Un suivi psychologique : "C’est ce qui me fait tenir"

Pour s’en sortir financièrement, Manu touche le chômage. Son métier de roadie, elle l’exerçait en tant qu’intérimaire. Un statut précaire où elle signe les contrats à la prestation. Sans événement, pas de contrat, pas de chômage économique. "J’ai fait appel à pas mal d’aides. J’en ai reçu de la Smart (ndlr : coopérative d’intérim), le fonds Live2020 et du fonds Sparadrap. J’ai également eu une aide du CPAS en téléphonant pour avoir des colis alimentaires."

J’ai également eu une aide du CPAS en téléphonant pour avoir des colis alimentaires.

Manu se fait aider aussi sur le plan psychologique. "C’est ce qui me fait tenir", nous dit-elle. "J’ai commencé une thérapie au début du confinement. Je n’avais pas beaucoup d’argent mais je l’ai mis là-dedans par ce que je me suis fait peur. Sans ce soutien psychologique, je ne sais pas comment ça aurait fini. Par la suite, j’ai eu droit à une aide pour payer ces frais. Ça m’aide beaucoup."

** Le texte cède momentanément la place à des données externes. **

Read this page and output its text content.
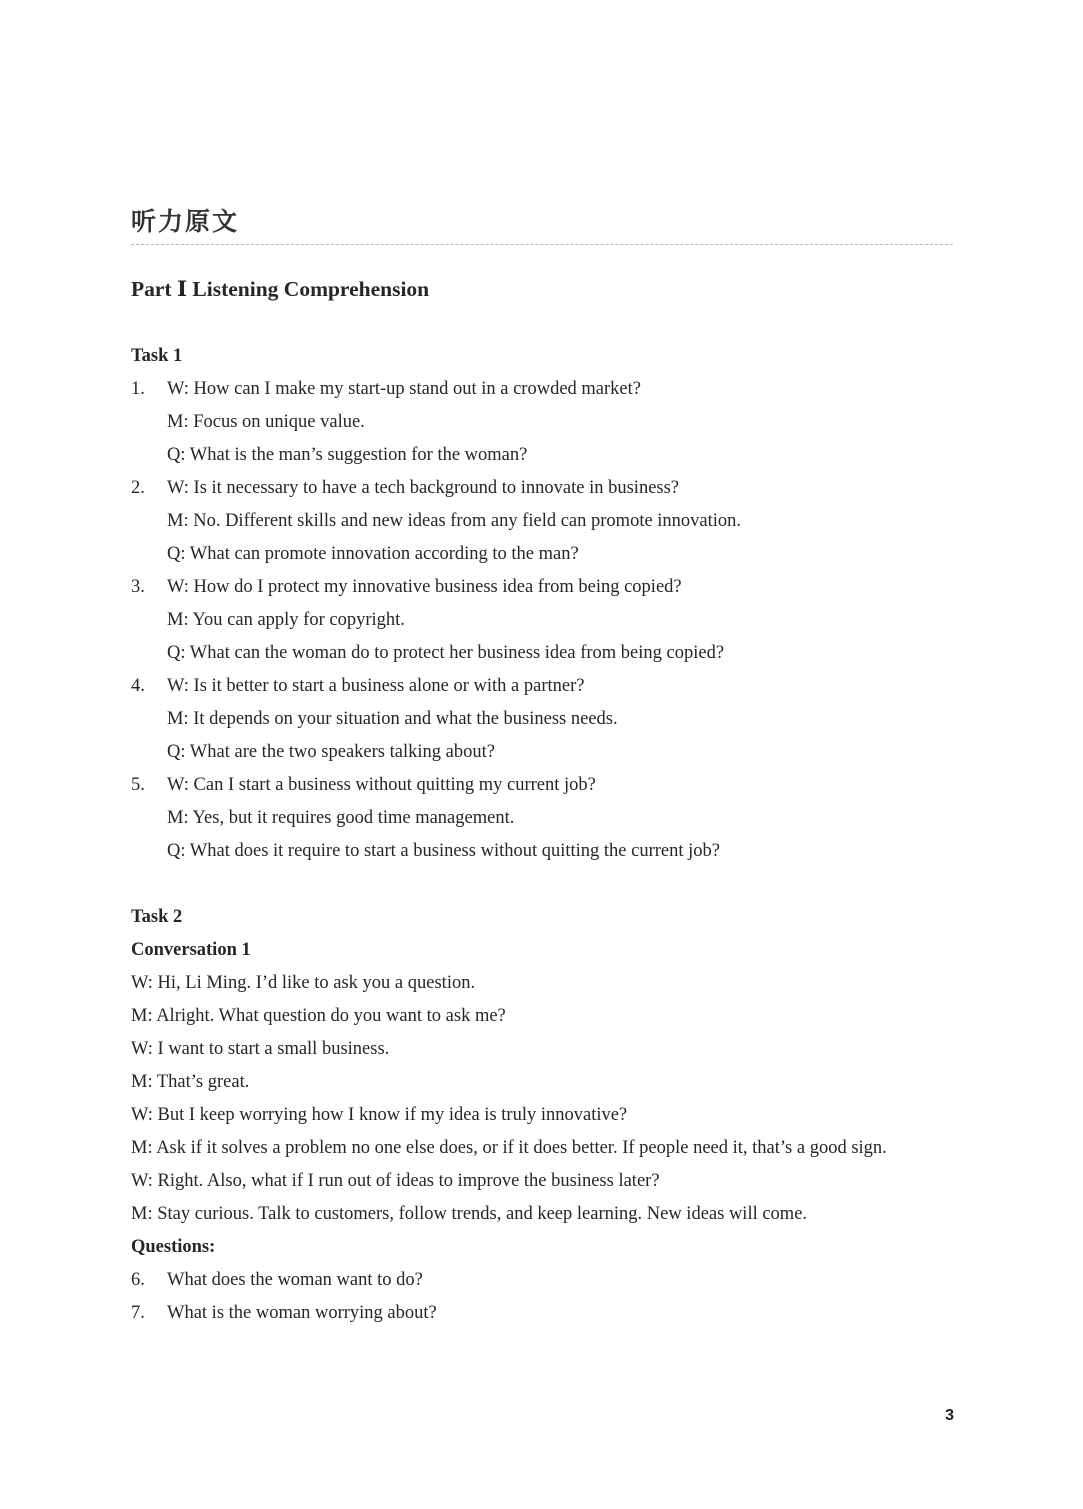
听力原文
Part Ⅰ Listening Comprehension
Task 1
1.	W: How can I make my start-up stand out in a crowded market?
M: Focus on unique value.
Q: What is the man’s suggestion for the woman?
2.	W: Is it necessary to have a tech background to innovate in business?
M: No. Different skills and new ideas from any field can promote innovation.
Q: What can promote innovation according to the man?
3.	W: How do I protect my innovative business idea from being copied?
M: You can apply for copyright.
Q: What can the woman do to protect her business idea from being copied?
4.	W: Is it better to start a business alone or with a partner?
M: It depends on your situation and what the business needs.
Q: What are the two speakers talking about?
5.	W: Can I start a business without quitting my current job?
M: Yes, but it requires good time management.
Q: What does it require to start a business without quitting the current job?
Task 2
Conversation 1
W: Hi, Li Ming. I’d like to ask you a question.
M: Alright. What question do you want to ask me?
W: I want to start a small business.
M: That’s great.
W: But I keep worrying how I know if my idea is truly innovative?
M: Ask if it solves a problem no one else does, or if it does better. If people need it, that’s a good sign.
W: Right. Also, what if I run out of ideas to improve the business later?
M: Stay curious. Talk to customers, follow trends, and keep learning. New ideas will come.
Questions:
6.	What does the woman want to do?
7.	What is the woman worrying about?
3
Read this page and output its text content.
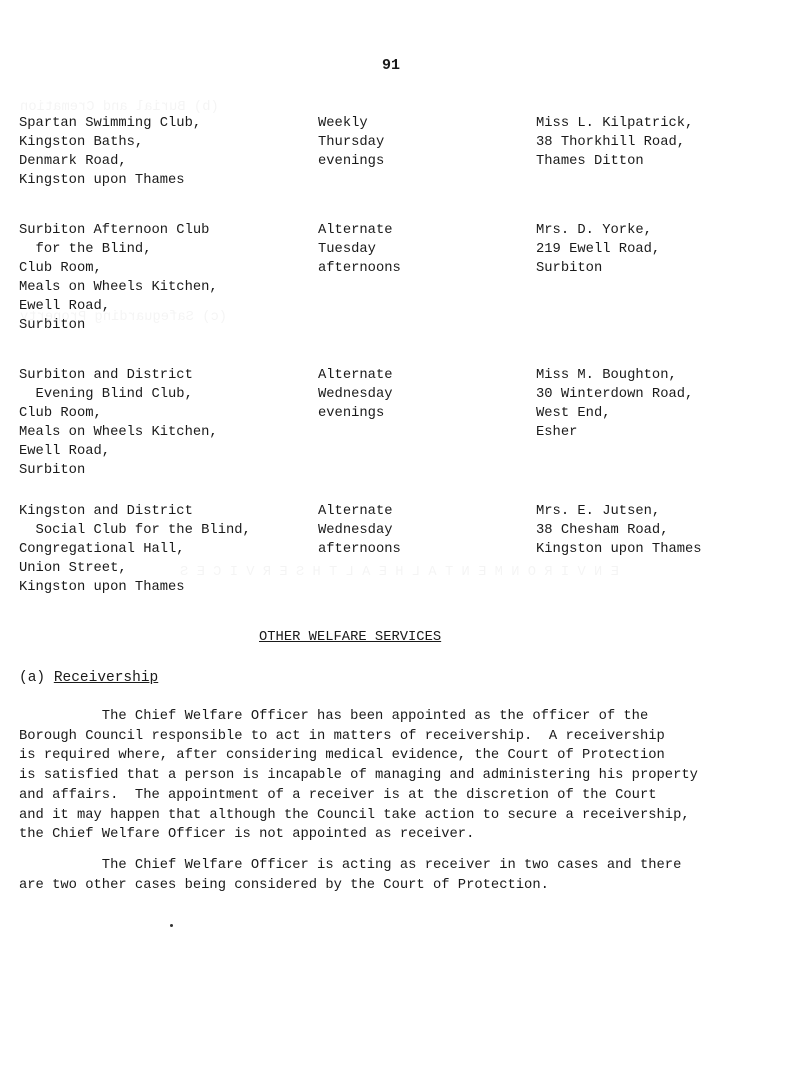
91
Spartan Swimming Club,
Kingston Baths,
Denmark Road,
Kingston upon Thames
Weekly
Thursday
evenings
Miss L. Kilpatrick,
38 Thorkhill Road,
Thames Ditton
Surbiton Afternoon Club
for the Blind,
Club Room,
Meals on Wheels Kitchen,
Ewell Road,
Surbiton
Alternate
Tuesday
afternoons
Mrs. D. Yorke,
219 Ewell Road,
Surbiton
Surbiton and District
Evening Blind Club,
Club Room,
Meals on Wheels Kitchen,
Ewell Road,
Surbiton
Alternate
Wednesday
evenings
Miss M. Boughton,
30 Winterdown Road,
West End,
Esher
Kingston and District
Social Club for the Blind,
Congregational Hall,
Union Street,
Kingston upon Thames
Alternate
Wednesday
afternoons
Mrs. E. Jutsen,
38 Chesham Road,
Kingston upon Thames
OTHER WELFARE SERVICES
(a) Receivership
The Chief Welfare Officer has been appointed as the officer of the
Borough Council responsible to act in matters of receivership.  A receivership
is required where, after considering medical evidence, the Court of Protection
is satisfied that a person is incapable of managing and administering his property
and affairs.  The appointment of a receiver is at the discretion of the Court
and it may happen that although the Council take action to secure a receivership,
the Chief Welfare Officer is not appointed as receiver.
The Chief Welfare Officer is acting as receiver in two cases and there
are two other cases being considered by the Court of Protection.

Une reconversion ? Manu l’envisage de temps en temps. Mais c’est difficile pour cette passionnée qui se définit principalement par son métier. En attendant, elle a fait quelques petits boulots. "Pour avoir des sous mais surtout pour m’occuper et avoir une raison pour laquelle se lever le matin."

Le secteur de l’événementiel emploie 80.000 personnes dans notre pays. Ou plutôt… "employait".